どこかにきっと、救いの手がある
- ★★★ Excellent!!!
昨今取り上げられる「いじめ」をテーマにした作品。この作品はそれを小説として書かれた作品ですが、それによってメッセージ性も際だったものとなっています。
視点が変化していくことで、読者がそれぞれの立場からも感情移入できる作品です。
「いじめはいけません」。こんなありふれたフレーズで防ぐことが出来る様なものだったなら、いじめはこんな蔓延っているはずがない。簡単に解決出来る様なものだったなら、ここまで苦しむ人がいるはずがない。

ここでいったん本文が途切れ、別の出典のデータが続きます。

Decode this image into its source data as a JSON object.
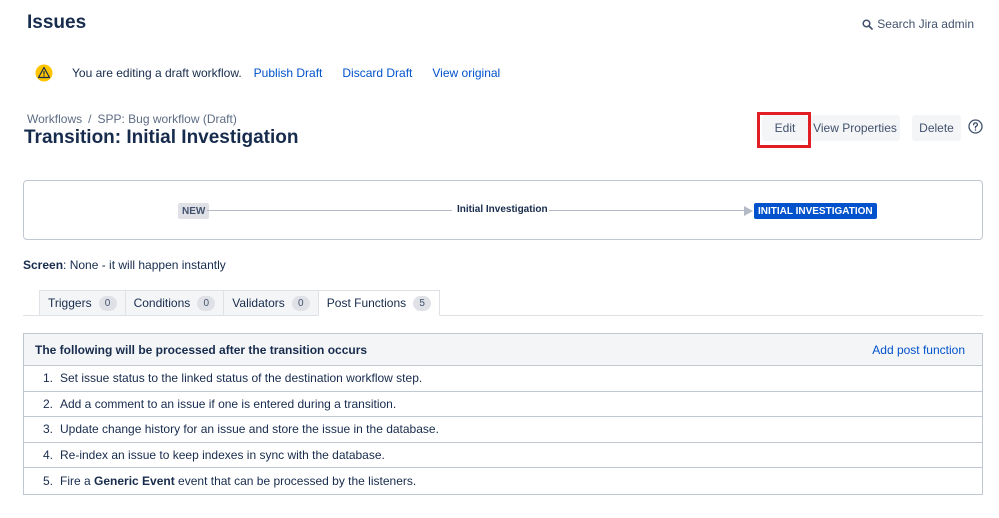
{
  "header": {
    "title": "Issues",
    "search_label": "Search Jira admin"
  },
  "draft_bar": {
    "message": "You are editing a draft workflow.",
    "publish": "Publish Draft",
    "discard": "Discard Draft",
    "view_original": "View original"
  },
  "breadcrumb": {
    "root": "Workflows",
    "separator": "/",
    "current": "SPP: Bug workflow (Draft)"
  },
  "transition": {
    "title": "Transition: Initial Investigation"
  },
  "actions": {
    "edit": "Edit",
    "view_properties": "View Properties",
    "delete": "Delete"
  },
  "diagram": {
    "from_status": "NEW",
    "transition_name": "Initial Investigation",
    "to_status": "INITIAL INVESTIGATION"
  },
  "screen": {
    "label": "Screen",
    "value": ": None - it will happen instantly"
  },
  "tabs": [
    {
      "label": "Triggers",
      "count": "0"
    },
    {
      "label": "Conditions",
      "count": "0"
    },
    {
      "label": "Validators",
      "count": "0"
    },
    {
      "label": "Post Functions",
      "count": "5"
    }
  ],
  "post_functions": {
    "header": "The following will be processed after the transition occurs",
    "add_link": "Add post function",
    "items": [
      {
        "num": "1.",
        "text": "Set issue status to the linked status of the destination workflow step."
      },
      {
        "num": "2.",
        "text": "Add a comment to an issue if one is entered during a transition."
      },
      {
        "num": "3.",
        "text": "Update change history for an issue and store the issue in the database."
      },
      {
        "num": "4.",
        "text": "Re-index an issue to keep indexes in sync with the database."
      },
      {
        "num": "5.",
        "text_before": "Fire a ",
        "text_bold": "Generic Event",
        "text_after": " event that can be processed by the listeners."
      }
    ]
  },
  "colors": {
    "link": "#0052cc",
    "warning": "#ffc400",
    "highlight_box": "#e01e24",
    "status_target_bg": "#0052cc"
  }
}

先生がアテにならないことなんてままあることだ。そして、自分がいじめられることが怖いから、周りは手出ししようとしない。次第にそれは暗黙の了解となって同調圧力になっていく。いじめられた側もまた、耐えるために自分の心に蓋をして、自分の周りに防護壁を築こうとする。そして孤立していってしまう……。
でもね、ちょっと待って。どこかに、手を差し伸べてくれる人は必ず居るから。それが学校内にいるとは限らないけれど、あなたを理解してくれる人、味方になってくれる人は間違いなく居るから。
私も含め、読んだ人が誰かを救える存在であれますように。